Pressure induced semiconductor-semimetal-superconductor transition of magnesium hexaborides

A thorough structural exploration was performed for MgB 6 combining the global structure searching method with first-principles calculations. Besides the known Cmcm phase, new phases, i.e. I 4/ mmm , C 2/ m -I, C 2/ m -II and P 2 1 / m , were predicted to be stable in the pressure range of 18-100 GPa. Unexpectedly, Cmcm -MgB 6 was found to be a semiconductor with an indirect band gap of 0.38 eV with the HSE06 functional, in good agreement with the experimental finding. I 4/ mmm -MgB 6 stabilized above 18 GPa exhibits semimetallic behaviour with a topological node-line near the Fermi level.
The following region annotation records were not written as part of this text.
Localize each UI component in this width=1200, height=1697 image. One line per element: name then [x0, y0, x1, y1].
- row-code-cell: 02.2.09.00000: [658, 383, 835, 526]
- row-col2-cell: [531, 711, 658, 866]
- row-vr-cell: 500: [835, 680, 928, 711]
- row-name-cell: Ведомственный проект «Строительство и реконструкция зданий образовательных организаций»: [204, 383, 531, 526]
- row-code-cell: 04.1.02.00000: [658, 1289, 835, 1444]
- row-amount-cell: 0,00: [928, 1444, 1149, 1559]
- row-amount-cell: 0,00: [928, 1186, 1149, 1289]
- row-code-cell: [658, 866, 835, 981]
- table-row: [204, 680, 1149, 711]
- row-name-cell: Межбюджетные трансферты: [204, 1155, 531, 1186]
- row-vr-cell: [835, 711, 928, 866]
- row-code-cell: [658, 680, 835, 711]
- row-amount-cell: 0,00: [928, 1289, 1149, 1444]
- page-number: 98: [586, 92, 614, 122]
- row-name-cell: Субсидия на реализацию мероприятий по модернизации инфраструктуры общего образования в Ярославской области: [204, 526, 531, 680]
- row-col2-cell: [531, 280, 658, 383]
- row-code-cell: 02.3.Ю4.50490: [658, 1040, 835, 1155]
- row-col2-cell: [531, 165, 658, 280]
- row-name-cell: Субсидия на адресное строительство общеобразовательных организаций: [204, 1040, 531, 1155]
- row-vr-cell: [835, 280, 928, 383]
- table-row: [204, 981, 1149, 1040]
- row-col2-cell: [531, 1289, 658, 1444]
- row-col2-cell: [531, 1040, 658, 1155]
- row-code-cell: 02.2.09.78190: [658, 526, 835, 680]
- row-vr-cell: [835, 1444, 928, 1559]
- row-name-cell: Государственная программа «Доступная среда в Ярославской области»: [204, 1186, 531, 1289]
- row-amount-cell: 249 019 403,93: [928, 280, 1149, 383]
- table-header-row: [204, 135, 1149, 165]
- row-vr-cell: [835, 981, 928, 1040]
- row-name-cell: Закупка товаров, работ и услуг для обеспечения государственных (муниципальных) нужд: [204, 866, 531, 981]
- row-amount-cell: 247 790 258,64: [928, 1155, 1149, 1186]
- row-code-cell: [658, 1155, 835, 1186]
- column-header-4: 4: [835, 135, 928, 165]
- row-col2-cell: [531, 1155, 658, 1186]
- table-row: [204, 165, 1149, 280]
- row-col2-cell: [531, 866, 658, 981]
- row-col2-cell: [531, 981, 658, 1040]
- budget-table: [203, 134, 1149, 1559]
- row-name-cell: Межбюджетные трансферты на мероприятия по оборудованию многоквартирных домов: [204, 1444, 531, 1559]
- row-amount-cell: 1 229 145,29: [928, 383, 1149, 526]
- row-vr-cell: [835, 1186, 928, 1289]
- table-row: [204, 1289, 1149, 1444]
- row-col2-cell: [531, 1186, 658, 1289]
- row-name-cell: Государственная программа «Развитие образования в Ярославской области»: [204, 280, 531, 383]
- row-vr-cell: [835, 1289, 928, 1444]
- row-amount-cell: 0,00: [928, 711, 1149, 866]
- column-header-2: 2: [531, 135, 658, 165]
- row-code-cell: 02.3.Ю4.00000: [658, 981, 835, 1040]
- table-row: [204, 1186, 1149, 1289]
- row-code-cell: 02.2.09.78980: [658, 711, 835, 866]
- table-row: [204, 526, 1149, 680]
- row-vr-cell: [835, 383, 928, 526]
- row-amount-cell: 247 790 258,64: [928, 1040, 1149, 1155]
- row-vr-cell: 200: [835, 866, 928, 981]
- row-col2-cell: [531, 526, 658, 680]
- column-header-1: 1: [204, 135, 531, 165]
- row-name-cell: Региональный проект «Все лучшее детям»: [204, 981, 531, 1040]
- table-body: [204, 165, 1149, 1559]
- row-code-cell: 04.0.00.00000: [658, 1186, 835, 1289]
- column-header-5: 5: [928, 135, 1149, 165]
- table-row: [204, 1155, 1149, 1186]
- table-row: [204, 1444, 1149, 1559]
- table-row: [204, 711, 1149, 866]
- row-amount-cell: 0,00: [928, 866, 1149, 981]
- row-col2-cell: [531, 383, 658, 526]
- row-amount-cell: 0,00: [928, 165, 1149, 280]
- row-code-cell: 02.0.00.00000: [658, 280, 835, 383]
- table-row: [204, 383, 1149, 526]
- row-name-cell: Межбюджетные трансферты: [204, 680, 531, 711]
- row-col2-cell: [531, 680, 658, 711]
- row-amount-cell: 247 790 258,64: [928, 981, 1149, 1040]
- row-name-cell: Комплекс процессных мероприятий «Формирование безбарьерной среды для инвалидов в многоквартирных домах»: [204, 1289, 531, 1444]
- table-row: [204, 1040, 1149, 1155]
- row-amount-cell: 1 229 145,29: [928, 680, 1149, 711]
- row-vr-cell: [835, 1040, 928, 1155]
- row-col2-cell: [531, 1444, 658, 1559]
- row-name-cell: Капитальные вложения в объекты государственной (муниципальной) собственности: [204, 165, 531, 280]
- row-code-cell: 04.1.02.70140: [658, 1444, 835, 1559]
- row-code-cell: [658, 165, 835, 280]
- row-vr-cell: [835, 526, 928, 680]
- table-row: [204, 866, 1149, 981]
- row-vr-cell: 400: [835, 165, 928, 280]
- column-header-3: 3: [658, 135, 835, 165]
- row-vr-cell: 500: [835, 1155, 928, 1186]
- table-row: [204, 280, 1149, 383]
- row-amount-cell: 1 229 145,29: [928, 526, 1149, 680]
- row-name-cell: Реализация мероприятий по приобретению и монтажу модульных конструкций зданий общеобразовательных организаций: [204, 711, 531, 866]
Consequently, C 2/ m -I MgB 6 with a sandwich structure similar to MgB 2 is predicted to be a superconductor with a critical temperature ( T c ) of 9.5 K. By analysing the electronic structure, the intriguing semiconductor-semimetal-superconductor transition may be ascribed to the delocalization of more B-p electrons in the boron sublattice. The novel functions uncovered for MgB 6 may inspire more efforts to discover materials with intriguing properties. The semiconductor → semimetal → superconductor transition of MgB 6 induced by the B-p electron delocalization.